Conversely, only 17 percent of consumers prefer new, smaller pack products at lower pricepoints.
“Without question, this is an extremely tough time for today’s consumer,” said Todd Hale, senior vice president, consumer and shopper insights for the Nielsen Company. “CPG manufacturers and retailers have few options to manage rising commodity costs beyond absorbing increased costs, passing on increases to consumers by raising prices or cover increased costs by downsizing offerings,” he said. “Downsizing, in particular, is not a new option—we’ve seen downsizing over the last few years in a number of categories, including ice cream, cereal, candy bars, salty snacks and paper products.”
Widespread ad campaign released for first all-natural, zero-calorie sweetener
MINNETONKA, Minn. Cargill, an international provider of food, agricultural and risk management products and services, is launching an aggressive ad campaign for Truvia, the first natural, no-calorie sweetener made from the stevia leaf. Calorie-conscious consumers have been using no- and low-calorie sweeteners like Splenda and Sweet’n Low for a while now, but both of these products are artificially engineered.
Truvia will be debuting on national network and cable TV, national consumer print publications and women- and wellness-focused Web sites. Respected commercial director Mikon van Gastel, who has directed ads for Nike, IBM, Reebok, Olympus, Absolut and Target, among others, will be directing four 30-second TV spots for the new product. The ads will include close-up shots of the stevia leaf, conveying to consumers the sweetener’s purity.

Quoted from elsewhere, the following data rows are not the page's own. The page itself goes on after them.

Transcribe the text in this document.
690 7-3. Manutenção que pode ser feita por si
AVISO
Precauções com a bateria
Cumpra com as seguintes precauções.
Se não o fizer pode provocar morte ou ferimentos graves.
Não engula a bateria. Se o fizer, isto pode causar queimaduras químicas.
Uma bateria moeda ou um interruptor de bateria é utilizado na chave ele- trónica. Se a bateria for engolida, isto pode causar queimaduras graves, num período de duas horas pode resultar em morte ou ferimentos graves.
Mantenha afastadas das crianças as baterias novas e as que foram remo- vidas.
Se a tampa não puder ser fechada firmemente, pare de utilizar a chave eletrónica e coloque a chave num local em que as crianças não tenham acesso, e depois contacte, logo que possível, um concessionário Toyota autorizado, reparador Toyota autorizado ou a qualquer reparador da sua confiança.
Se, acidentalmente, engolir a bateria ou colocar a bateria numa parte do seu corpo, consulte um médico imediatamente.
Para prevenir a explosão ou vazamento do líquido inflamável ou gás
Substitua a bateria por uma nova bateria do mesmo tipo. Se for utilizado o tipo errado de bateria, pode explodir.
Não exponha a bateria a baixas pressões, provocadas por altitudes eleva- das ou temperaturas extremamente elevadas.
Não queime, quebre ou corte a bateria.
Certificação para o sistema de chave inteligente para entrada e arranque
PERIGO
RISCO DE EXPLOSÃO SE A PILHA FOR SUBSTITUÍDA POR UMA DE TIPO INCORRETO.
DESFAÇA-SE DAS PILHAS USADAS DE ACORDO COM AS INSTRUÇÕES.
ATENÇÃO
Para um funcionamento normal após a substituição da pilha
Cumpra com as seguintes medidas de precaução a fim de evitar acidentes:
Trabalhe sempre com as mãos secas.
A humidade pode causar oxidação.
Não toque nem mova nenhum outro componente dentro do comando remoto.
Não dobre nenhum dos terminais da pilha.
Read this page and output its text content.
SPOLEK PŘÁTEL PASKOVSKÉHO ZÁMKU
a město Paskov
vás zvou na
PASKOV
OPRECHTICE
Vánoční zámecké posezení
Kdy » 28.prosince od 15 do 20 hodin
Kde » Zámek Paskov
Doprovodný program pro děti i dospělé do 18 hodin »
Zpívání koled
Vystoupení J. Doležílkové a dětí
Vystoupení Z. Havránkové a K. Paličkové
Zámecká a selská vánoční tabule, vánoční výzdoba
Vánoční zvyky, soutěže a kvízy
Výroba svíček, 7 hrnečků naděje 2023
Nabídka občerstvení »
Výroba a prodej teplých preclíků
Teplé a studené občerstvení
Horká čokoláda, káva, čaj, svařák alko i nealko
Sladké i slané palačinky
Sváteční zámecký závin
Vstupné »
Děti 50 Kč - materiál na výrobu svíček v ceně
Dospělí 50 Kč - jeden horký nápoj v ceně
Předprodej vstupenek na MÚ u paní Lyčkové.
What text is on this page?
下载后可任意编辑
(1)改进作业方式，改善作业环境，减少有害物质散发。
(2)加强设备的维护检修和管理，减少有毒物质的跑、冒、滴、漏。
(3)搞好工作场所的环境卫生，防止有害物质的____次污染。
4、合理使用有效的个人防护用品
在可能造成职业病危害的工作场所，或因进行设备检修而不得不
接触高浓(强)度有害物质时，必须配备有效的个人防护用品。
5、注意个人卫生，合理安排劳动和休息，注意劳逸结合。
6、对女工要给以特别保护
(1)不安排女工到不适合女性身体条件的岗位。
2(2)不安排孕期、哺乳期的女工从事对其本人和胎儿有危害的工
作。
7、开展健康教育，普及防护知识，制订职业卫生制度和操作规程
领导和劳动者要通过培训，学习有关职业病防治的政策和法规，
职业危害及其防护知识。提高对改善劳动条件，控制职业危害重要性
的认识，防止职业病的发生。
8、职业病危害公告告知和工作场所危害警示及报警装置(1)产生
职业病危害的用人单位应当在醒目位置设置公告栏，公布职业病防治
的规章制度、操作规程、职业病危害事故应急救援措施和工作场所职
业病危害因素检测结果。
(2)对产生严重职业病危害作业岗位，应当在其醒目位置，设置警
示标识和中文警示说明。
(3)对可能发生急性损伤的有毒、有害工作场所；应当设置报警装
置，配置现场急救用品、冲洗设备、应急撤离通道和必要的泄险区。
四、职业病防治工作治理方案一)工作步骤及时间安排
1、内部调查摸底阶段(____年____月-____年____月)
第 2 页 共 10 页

“Through research, we found that consumers are trying to live more balanced lives but have a complicated relationship with sweeteners,” said Zanna McFerson, director at Cargill Health and Nutrition. “The marketing campaign to launch Truvia tabletop sweetener is designed to inform consumers that for the first time, there is a natural great-tasting zero calorie sweetener that comes from a leaf, not a lab.”